Two Days at the Opera

I'm not a great lover of opera but yesterday and today I've been listening to Benjamin Britten's Peter Grimes. I suppose there's an autodidactic edge to this. I feel guilty to some degree over my inability to discover what it is about this art form that some people, whose opinions I respect, love so much. In broad terms I enjoy listening to Britten's music but there's something about the fruity voices, the over-ripeness of opera in general, that shuts me out. I've owned the 2 CD set I have been listening to for some years (conducted by Sir Colin Davis, with Jon Vickers as Grimes) but I've rarely played it from beginning to end. And now I'm wondering why not. Because this is obviously good stuff: great tunes, great sounds, just a great noise.

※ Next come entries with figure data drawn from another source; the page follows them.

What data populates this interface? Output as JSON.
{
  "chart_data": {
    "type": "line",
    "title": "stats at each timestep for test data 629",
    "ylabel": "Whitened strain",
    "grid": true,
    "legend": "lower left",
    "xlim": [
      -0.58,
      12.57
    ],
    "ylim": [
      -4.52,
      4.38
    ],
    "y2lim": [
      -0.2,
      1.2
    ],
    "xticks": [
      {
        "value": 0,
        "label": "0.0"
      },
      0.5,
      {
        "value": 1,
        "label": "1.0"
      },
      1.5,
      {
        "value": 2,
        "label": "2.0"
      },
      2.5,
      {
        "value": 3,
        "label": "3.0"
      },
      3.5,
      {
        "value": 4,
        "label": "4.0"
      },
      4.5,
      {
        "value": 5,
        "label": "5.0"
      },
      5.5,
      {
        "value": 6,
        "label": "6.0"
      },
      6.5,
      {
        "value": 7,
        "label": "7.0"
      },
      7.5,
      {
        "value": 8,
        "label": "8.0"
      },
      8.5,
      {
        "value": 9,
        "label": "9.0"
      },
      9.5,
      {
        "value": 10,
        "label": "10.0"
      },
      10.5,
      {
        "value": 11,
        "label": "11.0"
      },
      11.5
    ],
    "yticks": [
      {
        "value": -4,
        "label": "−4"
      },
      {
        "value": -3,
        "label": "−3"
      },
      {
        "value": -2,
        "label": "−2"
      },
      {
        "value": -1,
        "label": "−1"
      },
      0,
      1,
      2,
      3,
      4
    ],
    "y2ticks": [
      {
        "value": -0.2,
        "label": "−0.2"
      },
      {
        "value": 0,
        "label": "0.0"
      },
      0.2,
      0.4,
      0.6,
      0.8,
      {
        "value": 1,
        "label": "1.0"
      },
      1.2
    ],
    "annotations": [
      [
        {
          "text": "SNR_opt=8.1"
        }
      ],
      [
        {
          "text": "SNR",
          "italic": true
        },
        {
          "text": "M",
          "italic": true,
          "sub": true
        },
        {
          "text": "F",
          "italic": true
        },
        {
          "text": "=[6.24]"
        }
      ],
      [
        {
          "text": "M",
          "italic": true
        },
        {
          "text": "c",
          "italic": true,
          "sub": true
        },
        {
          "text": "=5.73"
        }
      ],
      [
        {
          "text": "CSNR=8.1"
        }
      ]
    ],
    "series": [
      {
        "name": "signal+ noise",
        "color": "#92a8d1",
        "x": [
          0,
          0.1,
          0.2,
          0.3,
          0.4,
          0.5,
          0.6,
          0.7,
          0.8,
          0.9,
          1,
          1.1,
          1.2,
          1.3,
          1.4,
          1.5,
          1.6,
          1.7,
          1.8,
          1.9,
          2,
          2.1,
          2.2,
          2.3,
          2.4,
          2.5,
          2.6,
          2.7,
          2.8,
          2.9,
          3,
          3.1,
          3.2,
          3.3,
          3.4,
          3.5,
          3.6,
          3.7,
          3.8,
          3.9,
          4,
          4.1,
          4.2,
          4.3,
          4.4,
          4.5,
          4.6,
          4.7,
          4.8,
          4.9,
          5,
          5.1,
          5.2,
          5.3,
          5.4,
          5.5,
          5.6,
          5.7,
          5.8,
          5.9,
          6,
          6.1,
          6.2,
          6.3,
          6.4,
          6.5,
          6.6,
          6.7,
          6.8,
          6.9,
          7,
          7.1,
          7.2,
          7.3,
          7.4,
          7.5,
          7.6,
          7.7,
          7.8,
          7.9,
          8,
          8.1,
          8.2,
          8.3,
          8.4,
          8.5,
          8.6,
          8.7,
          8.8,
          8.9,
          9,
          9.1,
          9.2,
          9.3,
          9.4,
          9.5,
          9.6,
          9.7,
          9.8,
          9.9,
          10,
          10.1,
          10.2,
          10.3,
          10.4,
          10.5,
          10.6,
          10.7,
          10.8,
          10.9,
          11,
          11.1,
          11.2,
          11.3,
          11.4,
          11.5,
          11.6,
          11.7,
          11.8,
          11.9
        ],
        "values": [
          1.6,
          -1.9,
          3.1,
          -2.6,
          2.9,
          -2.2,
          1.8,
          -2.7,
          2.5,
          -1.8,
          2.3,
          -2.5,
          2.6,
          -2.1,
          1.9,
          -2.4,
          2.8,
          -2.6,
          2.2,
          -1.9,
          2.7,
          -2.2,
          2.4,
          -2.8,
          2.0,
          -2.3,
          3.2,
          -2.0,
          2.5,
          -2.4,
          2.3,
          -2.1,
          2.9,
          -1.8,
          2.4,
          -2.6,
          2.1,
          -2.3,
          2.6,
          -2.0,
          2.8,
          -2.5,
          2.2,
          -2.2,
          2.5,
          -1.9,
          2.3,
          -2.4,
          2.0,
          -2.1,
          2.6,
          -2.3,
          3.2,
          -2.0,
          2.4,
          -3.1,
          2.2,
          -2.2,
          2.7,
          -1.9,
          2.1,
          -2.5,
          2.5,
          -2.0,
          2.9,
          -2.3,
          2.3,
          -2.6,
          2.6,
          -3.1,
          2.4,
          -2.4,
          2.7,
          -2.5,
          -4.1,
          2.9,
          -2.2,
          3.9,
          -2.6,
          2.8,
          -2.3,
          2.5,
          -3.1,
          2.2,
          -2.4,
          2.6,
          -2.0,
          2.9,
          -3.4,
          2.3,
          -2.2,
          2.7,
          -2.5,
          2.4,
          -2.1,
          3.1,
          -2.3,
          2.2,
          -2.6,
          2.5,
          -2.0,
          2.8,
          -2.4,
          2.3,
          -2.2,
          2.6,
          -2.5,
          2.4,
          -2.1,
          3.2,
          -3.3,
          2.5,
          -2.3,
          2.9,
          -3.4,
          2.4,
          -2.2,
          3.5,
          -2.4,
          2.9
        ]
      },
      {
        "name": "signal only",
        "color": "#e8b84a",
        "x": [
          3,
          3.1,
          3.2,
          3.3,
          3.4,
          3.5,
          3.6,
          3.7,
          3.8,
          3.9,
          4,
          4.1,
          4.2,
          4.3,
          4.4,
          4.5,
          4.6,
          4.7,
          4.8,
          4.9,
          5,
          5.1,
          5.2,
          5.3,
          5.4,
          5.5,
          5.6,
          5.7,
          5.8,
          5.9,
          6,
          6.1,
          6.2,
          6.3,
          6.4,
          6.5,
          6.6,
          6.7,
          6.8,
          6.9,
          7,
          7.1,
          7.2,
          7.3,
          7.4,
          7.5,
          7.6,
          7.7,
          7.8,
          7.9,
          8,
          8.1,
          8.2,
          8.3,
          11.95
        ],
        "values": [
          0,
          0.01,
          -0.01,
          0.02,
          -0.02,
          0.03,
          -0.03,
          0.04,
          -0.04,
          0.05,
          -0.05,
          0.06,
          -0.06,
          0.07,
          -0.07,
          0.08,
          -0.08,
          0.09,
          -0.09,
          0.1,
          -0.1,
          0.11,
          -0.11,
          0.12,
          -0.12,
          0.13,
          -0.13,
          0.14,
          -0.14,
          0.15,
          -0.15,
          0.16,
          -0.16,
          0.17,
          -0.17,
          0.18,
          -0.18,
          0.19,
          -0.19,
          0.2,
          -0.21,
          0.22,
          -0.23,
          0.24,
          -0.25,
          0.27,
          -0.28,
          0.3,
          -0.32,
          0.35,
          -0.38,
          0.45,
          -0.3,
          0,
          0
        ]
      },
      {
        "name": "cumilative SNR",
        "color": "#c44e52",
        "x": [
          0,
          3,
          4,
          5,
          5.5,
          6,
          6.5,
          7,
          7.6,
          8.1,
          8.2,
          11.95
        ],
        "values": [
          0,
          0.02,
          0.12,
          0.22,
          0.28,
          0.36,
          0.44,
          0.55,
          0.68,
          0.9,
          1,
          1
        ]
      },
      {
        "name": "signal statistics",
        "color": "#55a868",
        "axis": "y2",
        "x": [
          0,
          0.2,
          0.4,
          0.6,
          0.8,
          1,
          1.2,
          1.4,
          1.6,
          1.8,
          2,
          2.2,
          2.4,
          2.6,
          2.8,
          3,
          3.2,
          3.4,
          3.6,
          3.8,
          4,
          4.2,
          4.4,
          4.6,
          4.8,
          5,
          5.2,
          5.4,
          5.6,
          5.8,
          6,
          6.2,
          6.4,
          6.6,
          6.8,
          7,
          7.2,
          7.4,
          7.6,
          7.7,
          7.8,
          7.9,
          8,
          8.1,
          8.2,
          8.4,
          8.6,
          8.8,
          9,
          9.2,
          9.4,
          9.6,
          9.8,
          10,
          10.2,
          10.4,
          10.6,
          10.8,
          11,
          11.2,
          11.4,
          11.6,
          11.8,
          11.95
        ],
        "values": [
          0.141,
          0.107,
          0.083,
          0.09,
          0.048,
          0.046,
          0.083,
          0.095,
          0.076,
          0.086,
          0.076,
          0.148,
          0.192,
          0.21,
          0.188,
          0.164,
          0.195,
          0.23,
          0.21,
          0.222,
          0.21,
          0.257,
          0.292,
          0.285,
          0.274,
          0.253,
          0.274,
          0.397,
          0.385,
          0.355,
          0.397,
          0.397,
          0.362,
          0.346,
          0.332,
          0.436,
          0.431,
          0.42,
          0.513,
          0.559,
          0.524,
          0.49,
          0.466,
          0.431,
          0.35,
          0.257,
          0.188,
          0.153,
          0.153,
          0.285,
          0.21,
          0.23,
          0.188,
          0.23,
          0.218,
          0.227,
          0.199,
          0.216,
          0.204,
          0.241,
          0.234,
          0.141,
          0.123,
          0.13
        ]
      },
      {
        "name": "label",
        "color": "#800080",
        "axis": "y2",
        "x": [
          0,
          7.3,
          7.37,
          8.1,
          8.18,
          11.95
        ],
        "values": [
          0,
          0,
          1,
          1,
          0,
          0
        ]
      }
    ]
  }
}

Also, I suppose, a great story. This I'm tentative about though. I'm not sure I really get the point. Yes, the portrait of the fishing community is convincing enough for me to suspend my disbelief, and individuals within that community are superbly delineated. Yet the problem of Grimes himself remains, and Ellen in relation to him. What is the listener supposed to make of him? Sympathy is easy, and cheap somehow. But are we to understand him? I don't think I can, possibly because I can't grasp what his music has to tell me. Perhaps simply, Man invented morals, but tides have none?